RIO ? Rodrigo Ferrari vê seu estabelecimento, fincado na estreita Rua do Ouvidor desde 2004, como uma livraria especializada em temas cariocas. Amante de esportes, escolheu a jogada imortalizada por Didi para batizar o espaço: Folha Seca. Agora, de uma só vez, foi impedido de celebrar dois de seus temas preferidos, o Rio e o esporte: A organização da Rio 2016 notificou a loja para que retirasse da vitrine um cartaz onde constava a palavra “olímpico”. Fica essa sensação de não poder comemorar o fato da Olimpíada acontecer na nossa cidade
Em 2009, por ocasião do bicentenário de Paula Brito, Ferrari se uniu ao cartunista Cassio Loredano para homenagear o primeiro livreiro carioca. Desde então, as caricaturas de Loredano enfeitam banners produzidos anualmente, que já honraram o compositor e caricaturista Nássara, o escritor Nelson Rodrigues, o cantor Orlando Silva e a seleção brasileira.
Entretanto, a homenagem ao bicampeão olímpico de salto triplo Adhemar Ferreira da Silva (1927-2001) foi proibida por infringir os direitos dos Jogos Olímpicos. No banner que causou o problema, lê-se: “2016 Ano olímpico Adhemar Ferreira da Silva na Folha Seca”.
? Fica essa sensação de não poder comemorar o fato da Olimpíada acontecer na nossa cidade ? lamenta Ferrari, que foi notificado pela Rio 2016 por um e-mail. A organização não o procurou pessoalmente nem por telefone.

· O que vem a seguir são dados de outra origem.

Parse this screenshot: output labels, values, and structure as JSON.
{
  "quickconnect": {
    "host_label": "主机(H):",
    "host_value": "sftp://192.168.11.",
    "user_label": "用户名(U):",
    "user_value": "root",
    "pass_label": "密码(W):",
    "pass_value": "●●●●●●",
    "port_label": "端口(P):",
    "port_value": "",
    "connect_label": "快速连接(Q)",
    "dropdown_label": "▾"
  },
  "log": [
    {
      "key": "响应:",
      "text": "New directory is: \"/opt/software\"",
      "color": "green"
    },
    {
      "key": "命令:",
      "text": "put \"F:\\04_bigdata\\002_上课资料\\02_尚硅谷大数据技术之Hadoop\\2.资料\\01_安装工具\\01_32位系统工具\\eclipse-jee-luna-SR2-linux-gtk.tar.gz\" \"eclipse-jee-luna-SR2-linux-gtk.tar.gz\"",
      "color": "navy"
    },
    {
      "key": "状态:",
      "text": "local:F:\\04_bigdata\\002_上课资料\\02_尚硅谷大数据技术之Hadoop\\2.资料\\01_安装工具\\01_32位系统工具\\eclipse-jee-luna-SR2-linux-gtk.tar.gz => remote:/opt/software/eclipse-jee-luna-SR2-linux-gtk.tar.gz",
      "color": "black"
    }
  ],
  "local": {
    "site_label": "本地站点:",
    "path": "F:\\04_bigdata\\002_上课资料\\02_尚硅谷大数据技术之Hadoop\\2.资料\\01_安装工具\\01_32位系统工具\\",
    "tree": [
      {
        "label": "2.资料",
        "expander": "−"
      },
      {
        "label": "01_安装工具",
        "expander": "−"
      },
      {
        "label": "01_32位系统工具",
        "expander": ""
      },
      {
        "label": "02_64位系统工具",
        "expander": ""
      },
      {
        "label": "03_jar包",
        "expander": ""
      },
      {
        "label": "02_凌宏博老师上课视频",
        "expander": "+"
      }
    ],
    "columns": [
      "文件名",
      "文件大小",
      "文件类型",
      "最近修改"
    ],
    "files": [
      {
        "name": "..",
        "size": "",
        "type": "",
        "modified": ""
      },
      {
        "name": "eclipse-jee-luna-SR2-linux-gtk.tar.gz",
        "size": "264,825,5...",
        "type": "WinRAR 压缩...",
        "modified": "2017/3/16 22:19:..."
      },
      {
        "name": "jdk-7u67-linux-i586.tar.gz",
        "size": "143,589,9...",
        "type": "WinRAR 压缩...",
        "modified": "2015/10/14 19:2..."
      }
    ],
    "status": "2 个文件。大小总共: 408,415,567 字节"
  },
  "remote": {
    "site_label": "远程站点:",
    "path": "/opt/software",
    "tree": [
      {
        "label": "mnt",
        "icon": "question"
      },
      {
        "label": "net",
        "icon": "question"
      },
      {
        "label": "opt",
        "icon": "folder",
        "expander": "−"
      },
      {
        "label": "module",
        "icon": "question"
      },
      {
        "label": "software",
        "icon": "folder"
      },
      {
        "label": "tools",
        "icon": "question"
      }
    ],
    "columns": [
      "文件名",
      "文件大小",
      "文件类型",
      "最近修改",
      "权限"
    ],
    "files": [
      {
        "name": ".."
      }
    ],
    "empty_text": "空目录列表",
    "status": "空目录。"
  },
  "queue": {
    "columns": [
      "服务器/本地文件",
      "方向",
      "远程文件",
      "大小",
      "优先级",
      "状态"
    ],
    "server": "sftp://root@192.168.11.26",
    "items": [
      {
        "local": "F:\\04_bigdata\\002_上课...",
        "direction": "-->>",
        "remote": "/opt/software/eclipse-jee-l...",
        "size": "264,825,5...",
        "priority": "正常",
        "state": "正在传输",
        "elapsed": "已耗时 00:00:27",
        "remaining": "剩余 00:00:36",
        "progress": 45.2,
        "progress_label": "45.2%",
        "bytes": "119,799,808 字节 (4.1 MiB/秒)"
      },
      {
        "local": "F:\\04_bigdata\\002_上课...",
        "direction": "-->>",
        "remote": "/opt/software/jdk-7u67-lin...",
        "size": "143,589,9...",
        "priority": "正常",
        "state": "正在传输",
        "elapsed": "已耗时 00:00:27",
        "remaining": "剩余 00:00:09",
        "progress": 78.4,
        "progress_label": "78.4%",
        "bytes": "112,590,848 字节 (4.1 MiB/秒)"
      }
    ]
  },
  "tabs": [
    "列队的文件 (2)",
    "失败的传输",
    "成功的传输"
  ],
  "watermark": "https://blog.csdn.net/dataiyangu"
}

O empresário acredita ter caído no radar olímpico por usar a imagem criada para divulgar, pelo Facebook, um evento celebrando o dia do choro, em 23 de abril. Um dia antes, chegou a notificação e, com medo de uma possível represália, Ferrari apagou as menções à palavra “olímpico” do perfil da livraria na rede social. Entretanto, ele ainda não sabe que atitude vai tomar com relação ao banner, que às vezes volta a adornar a vitrine.
? Vários amigos que frequentam aqui se colocaram à disposição para ajudar, dizendo que eu deveria processar, já que não estou me aproveitando disso comercialmente. A ideia era só fazer essa homenagem ao Adhemar. Se vai ter Olimpíada na minha cidade, eu não posso dizer que ela é olímpica? ? questiona.

? Eu acho perfeitamente ridículo o comitê achar que é dono da palavra “olímpico”. Todo ano a livraria coloca um banner. Em 2014 foi o Pelé, ano da seleção brasileira. Imagina se a CBF viesse dizer que “seleção” é um nome registrado? Está no dicionário: “olímpico”. Esse desenho é para botar na memória do Brasil, que é um país desmemoriado, o maior campeão olímpico do Brasil. A Rio 2016 não iria ganhar um vintém com isso.
Já o deputado estadual Eliomar Coelho (PSOL), que em 2011 concedeu a medalha Pedro Ernesto a Rodrigo Ferrari por seu trabalho de revitalização da área da Praça XV, classificou a atitude da Rio 2016 como “um absurdo”.
? Como você vai intervir numa atividade de trabalho? O protocolo de intenções que o Brasil assinou para realziar as Olimpíadas no país não pode estar acima da Constituição de 1988 ? disse o político, que pretende usar a tribuna da Alerj para denunciar o que considera um “erro” na legislação.

Procurada, a assessoria da Rio 2016 explicou que os únicos com permissão de associar o nome às Olimpíadas são os patrocinadores oficiais do evento. O departamento de proteção às marcas realiza um monitoramento constante da internet e redes sociais para identificar possíveis usos indevidos dos símbolos dos Jogos, avisando eventuais infratores por e-mail. Caso identifiquem o uso persistente de uma das marcas protegidas, medidas judiciais podem ser tomadas.
A entidade explicou que a referência a 2016 como um “ano olímpico” constitui “marketing de emboscada”, ou seja, cria uma falsa associação entre a livraria e os Jogos de 2016.